Correspondent
Taking on the role of tough boss, President Obama said on the "Today" show Tuesday that, had BP CEO Tony Hayward been his employee, he would have fired him for remarks that seemed to minimize the Gulf oil spill. And ratcheting up the rhetoric, Obama said he's spent time huddled with experts "so I know whose ass to kick."
Hayward got himself in trouble when he called the Gulf of Mexico a "big ocean" and suggested the environmental impact of the spill from BP's blown-out well is "likely to be very, very modest." Hayward, who has spent considerable time in the Gulf since the April 20 rig explosion that created the still-uncontained spill, also complained, "I would like my life back."
Obama told
NBC "Today" show host Matt Lauer he has not spoken personally with Hayward in the weeks since the explosion, but noted, "He wouldn't be working for me after any of those statements."

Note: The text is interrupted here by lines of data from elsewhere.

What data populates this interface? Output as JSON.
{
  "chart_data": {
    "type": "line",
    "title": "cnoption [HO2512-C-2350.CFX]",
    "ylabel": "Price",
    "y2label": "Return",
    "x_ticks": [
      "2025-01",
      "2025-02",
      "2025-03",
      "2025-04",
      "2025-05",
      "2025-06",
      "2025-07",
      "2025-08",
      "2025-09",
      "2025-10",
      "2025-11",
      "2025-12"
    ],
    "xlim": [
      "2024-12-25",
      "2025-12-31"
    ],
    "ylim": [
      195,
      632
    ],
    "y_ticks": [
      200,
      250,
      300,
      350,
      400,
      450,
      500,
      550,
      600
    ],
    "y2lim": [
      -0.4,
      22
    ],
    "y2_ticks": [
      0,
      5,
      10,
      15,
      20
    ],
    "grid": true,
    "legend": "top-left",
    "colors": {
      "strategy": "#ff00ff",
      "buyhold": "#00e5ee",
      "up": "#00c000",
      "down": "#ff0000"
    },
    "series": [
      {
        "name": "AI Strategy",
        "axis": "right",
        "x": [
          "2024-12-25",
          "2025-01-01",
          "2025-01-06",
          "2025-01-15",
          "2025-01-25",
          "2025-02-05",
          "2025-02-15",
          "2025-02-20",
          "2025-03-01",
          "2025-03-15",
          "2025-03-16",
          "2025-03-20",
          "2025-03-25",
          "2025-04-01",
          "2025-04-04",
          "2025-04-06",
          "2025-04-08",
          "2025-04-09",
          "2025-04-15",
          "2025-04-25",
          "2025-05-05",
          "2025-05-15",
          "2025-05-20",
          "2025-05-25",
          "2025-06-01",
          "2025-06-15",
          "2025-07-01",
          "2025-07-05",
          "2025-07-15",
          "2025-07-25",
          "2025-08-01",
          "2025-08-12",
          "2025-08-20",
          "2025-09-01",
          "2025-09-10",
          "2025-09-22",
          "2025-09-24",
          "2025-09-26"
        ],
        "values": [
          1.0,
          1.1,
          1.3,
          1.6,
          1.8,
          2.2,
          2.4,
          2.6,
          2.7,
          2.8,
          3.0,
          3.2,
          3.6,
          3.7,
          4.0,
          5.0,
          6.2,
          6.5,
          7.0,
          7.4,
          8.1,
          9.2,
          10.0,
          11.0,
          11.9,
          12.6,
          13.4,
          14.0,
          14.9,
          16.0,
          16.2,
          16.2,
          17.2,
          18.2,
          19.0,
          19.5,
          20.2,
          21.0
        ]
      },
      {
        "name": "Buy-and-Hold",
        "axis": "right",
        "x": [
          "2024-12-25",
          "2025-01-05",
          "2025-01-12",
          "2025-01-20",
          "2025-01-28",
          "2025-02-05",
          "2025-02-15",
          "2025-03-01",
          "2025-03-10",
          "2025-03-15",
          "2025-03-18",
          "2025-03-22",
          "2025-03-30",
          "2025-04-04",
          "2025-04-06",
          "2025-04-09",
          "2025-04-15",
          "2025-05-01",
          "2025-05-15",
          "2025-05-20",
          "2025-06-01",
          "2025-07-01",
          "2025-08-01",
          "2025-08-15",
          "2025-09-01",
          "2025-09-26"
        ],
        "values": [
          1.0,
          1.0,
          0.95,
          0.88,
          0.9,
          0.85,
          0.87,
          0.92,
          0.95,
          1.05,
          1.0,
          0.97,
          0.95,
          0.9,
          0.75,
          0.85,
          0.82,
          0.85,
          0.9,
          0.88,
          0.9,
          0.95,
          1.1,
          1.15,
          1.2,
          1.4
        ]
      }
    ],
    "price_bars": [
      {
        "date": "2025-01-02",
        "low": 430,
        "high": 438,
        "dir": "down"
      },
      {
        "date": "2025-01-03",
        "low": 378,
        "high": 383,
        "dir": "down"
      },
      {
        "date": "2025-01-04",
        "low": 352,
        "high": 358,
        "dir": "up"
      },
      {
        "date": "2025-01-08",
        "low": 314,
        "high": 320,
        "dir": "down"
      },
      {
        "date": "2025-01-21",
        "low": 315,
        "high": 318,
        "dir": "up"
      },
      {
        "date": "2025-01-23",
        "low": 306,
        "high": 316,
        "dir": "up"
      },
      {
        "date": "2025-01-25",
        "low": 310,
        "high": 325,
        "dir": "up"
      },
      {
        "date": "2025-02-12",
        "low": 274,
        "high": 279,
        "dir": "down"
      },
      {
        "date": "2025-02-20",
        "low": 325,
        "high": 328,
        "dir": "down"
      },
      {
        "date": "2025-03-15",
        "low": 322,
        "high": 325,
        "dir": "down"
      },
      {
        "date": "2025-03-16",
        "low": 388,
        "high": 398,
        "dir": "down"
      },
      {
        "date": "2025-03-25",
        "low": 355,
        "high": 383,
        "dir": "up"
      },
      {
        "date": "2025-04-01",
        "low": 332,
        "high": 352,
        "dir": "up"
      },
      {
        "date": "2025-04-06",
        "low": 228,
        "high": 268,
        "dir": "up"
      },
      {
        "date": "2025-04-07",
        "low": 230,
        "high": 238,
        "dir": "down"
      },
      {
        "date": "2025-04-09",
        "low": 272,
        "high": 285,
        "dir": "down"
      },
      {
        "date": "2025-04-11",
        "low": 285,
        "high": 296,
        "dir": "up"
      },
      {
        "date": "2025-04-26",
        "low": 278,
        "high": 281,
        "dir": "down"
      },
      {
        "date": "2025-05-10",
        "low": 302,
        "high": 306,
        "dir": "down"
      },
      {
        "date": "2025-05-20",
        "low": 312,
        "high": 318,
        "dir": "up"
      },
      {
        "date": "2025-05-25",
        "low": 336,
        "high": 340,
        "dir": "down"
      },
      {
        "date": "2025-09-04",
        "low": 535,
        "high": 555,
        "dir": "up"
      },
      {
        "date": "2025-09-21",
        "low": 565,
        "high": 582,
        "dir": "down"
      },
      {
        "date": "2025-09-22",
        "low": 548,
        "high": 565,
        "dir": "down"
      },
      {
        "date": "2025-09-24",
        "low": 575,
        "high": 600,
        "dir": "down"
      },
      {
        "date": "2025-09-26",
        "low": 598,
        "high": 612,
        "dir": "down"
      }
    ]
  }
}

Obama said he had not spoken directly with Hayward "because my experience is when you talk to a guy like a BP CEO, he's going to say all the right things to me. I'm not interested in words. I'm interested in actions."
Obama's remarks reflected a continuing effort by the White House to show a strong-willed president staying on top of the unfolding disaster. A month and half after the explosion that claimed 11 lives, oil is still spewing from the 5,000-foot-deep well, and parts of the massive slick are washing up on the shorelines of four states, from Louisiana to Florida.
Obama said he wasn't interested in analyzing the spill as if in a college seminar. "We talk to these folks [experts] because they potentially have the best answers, so I know whose ass to kick."
"When you watch television or you go down to the Gulf and you see the birds covered in oil, and you talk to fishermen who are on the verge of tears, big, tough guys. . . . Their livelihoods are being smothered by this oil. It gets you frustrated," he said.
But the president said he was confident the government is on the right track in the effort to contain and clean up the oil, estimated to exceed 25 million gallons.
"We've just got to keep moving," he said. "It's going to be tough, but we're going to get through it."